In the end, Yoritomo's shogunal army attacks Yoshitsune's fortress at Takadachi, paralleling the siege of Osaka by diverting the nearby Koromo River to flood the fortifications, and by inclusion of a temporary truce in the middle of the fighting. At Osaka, the Yodo River was diverted, and a significant break occurred in the fighting between winter and summer.

==Success and spin-offs==
Kaion's production was successfully performed without incident in 1719. In addition to employing the device known as mitate, of substituting earlier figures and events for later ones, Kaion ensured that the play would be satisfactory to the censors by portraying Yoritomo, who represents Ieyasu, in a positive light. While Yoshitsune is indecisive, and his men disunited, Yoritomo is portrayed as a military genius, dedicated and noble.

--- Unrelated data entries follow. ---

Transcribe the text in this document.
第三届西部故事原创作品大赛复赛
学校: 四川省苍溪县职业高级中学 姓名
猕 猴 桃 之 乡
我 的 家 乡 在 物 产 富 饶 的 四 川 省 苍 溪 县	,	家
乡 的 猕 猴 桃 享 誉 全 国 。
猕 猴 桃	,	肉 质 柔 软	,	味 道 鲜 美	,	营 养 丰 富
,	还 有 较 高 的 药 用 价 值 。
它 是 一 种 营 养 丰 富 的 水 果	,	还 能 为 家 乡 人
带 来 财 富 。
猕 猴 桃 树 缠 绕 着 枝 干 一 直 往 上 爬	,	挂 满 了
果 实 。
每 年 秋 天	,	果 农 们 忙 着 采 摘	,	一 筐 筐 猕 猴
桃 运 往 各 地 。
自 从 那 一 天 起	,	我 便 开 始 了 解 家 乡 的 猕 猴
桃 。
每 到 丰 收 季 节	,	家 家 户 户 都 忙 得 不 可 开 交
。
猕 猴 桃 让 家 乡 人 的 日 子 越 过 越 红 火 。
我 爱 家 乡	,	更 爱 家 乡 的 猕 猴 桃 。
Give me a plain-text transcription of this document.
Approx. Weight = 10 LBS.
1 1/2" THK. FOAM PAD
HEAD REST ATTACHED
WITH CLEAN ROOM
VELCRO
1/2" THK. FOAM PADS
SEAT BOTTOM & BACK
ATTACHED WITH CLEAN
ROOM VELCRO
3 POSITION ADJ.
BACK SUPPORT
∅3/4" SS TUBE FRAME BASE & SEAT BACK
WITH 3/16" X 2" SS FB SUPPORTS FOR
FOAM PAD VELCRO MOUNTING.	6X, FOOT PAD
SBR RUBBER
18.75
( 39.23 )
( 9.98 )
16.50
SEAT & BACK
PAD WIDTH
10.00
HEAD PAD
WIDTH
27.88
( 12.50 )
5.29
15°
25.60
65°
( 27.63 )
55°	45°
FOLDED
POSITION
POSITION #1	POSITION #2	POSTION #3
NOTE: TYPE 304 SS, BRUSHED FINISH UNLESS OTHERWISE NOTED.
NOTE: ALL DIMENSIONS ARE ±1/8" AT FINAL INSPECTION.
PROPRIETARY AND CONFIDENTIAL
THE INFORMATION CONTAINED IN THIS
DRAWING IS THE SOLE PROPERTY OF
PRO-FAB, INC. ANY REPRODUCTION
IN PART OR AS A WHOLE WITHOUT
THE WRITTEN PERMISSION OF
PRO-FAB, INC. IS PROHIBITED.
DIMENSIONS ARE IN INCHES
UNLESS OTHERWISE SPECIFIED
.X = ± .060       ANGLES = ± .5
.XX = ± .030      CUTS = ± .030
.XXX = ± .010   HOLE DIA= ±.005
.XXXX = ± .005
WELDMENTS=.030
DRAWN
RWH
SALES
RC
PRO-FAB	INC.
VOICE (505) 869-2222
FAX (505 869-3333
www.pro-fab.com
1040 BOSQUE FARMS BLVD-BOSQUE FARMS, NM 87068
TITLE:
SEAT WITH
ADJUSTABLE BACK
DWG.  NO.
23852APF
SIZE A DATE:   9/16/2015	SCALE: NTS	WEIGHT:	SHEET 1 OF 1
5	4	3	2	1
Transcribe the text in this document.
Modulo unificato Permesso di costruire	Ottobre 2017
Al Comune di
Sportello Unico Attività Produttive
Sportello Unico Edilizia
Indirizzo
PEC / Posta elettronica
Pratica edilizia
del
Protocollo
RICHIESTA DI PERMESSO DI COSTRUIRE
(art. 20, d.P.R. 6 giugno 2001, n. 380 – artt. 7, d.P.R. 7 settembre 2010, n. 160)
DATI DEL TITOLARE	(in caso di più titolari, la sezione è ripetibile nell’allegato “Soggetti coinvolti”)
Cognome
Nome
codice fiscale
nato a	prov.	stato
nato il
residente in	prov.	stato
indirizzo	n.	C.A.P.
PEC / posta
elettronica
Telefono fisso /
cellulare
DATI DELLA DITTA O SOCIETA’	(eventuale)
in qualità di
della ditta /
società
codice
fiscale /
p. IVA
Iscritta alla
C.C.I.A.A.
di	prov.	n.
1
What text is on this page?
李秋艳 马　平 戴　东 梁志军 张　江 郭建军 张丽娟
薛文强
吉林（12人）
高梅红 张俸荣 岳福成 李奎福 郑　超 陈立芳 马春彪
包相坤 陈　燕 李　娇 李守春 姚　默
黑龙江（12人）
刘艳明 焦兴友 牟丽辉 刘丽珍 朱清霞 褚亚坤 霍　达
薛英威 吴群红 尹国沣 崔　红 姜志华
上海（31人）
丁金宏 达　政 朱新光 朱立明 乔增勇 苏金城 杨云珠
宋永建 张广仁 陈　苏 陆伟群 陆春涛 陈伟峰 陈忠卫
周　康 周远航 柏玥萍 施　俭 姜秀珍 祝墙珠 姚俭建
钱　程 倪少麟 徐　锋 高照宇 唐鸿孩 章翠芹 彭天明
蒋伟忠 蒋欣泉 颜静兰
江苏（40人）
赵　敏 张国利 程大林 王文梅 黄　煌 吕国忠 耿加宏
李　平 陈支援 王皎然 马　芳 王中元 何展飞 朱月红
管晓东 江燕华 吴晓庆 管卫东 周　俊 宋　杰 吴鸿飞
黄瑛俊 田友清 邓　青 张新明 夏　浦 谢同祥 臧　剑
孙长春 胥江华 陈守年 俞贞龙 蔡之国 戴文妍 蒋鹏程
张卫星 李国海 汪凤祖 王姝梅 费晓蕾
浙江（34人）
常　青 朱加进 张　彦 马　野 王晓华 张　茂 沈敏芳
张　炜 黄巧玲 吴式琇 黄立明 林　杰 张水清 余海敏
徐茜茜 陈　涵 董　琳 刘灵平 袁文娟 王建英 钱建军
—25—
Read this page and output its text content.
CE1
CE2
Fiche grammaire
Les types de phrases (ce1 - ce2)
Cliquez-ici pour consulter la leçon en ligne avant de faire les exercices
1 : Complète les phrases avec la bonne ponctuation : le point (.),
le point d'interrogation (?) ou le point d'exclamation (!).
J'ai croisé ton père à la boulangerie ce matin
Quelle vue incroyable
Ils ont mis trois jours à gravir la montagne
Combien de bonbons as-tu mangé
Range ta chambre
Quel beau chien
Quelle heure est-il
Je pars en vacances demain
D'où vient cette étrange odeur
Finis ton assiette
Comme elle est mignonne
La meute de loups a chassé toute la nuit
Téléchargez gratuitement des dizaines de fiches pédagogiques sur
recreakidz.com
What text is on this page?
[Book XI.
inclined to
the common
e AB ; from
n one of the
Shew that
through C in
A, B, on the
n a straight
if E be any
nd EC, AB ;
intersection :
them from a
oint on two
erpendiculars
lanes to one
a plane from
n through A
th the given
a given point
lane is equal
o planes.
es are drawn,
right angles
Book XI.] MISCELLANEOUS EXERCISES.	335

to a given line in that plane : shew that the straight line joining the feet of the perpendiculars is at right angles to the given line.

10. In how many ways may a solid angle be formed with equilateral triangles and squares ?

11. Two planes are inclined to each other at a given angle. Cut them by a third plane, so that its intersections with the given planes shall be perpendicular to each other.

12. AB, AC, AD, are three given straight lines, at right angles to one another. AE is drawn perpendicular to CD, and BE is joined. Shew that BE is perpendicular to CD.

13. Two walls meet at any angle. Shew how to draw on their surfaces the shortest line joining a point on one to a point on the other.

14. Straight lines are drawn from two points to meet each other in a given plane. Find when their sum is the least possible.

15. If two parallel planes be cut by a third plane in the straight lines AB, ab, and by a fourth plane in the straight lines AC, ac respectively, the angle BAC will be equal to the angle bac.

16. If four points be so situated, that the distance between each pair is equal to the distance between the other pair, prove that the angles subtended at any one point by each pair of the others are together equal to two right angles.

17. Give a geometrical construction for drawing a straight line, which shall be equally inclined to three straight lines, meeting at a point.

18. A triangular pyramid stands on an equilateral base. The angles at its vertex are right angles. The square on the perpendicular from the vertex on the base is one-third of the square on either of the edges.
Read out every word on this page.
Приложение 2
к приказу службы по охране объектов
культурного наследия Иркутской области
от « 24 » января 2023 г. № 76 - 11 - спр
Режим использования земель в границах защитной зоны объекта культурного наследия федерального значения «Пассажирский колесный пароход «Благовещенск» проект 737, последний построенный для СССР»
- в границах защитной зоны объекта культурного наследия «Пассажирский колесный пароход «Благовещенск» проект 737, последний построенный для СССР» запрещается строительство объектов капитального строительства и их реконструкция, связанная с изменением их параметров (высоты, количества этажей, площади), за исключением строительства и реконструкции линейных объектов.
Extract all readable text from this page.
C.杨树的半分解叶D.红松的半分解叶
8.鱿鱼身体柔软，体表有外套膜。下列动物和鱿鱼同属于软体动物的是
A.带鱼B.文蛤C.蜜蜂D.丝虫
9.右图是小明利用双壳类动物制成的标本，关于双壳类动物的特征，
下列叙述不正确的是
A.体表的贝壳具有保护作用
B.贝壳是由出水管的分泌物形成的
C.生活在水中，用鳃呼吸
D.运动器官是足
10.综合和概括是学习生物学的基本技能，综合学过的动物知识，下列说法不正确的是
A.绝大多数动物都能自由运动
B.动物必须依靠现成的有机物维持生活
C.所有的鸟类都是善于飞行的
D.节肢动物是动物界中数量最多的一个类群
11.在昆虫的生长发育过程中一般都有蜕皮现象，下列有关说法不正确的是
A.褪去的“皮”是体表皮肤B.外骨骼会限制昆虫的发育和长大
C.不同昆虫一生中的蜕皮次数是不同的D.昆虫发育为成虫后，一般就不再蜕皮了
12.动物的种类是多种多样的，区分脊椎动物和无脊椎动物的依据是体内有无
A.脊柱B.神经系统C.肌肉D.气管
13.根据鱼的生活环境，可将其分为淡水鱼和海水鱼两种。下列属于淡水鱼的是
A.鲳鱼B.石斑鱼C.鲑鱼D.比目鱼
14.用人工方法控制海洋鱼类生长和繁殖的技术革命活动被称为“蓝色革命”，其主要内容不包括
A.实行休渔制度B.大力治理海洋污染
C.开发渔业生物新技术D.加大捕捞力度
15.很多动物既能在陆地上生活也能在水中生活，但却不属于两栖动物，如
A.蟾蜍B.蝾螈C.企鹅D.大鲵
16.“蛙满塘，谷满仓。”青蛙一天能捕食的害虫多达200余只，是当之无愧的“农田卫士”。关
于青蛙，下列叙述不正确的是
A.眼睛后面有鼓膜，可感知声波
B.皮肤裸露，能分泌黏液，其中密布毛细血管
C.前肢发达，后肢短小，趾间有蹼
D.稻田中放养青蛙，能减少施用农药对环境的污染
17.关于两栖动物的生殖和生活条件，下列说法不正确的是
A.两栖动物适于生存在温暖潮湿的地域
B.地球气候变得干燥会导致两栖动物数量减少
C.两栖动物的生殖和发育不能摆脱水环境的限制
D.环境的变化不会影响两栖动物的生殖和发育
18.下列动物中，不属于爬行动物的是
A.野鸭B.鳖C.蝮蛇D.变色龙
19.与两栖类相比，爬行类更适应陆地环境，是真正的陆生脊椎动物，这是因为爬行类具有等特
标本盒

The play was reworked and reproduced under a number of different titles over the ensuing decades, to varying levels of success. Nanbantetsu Gotō Menuki, which changed the sekai of the play from that of Yoshitsune to that of the 14th century Taiheiki (Nanboku-chō Wars), was written in 1735, but was never allowed to be published or performed. This was due in part to a scene in which an assassination attempt is made upon Ashikaga Takauji, who represents Ieyasu. Yoshitsune Shin-fukumi-jō (Yoshitsune's New Veiled Letter), created in 1744, was based very much on the original, but ended in a reconciliation between the brothers, dropping the siege scenes. Yoshitsune Koshigoe-jō (Yoshitsune's Letter from Koshigoe), was produced ten years later in 1754, and incorporated elements of Nanbantetsu, including the assassination scene of Act IV. This act was forbidden to be performed, and was not seen until 1770; the play was published in its entirely shortly afterwards, implying that it was also performed in its entirely on at least a few occasions.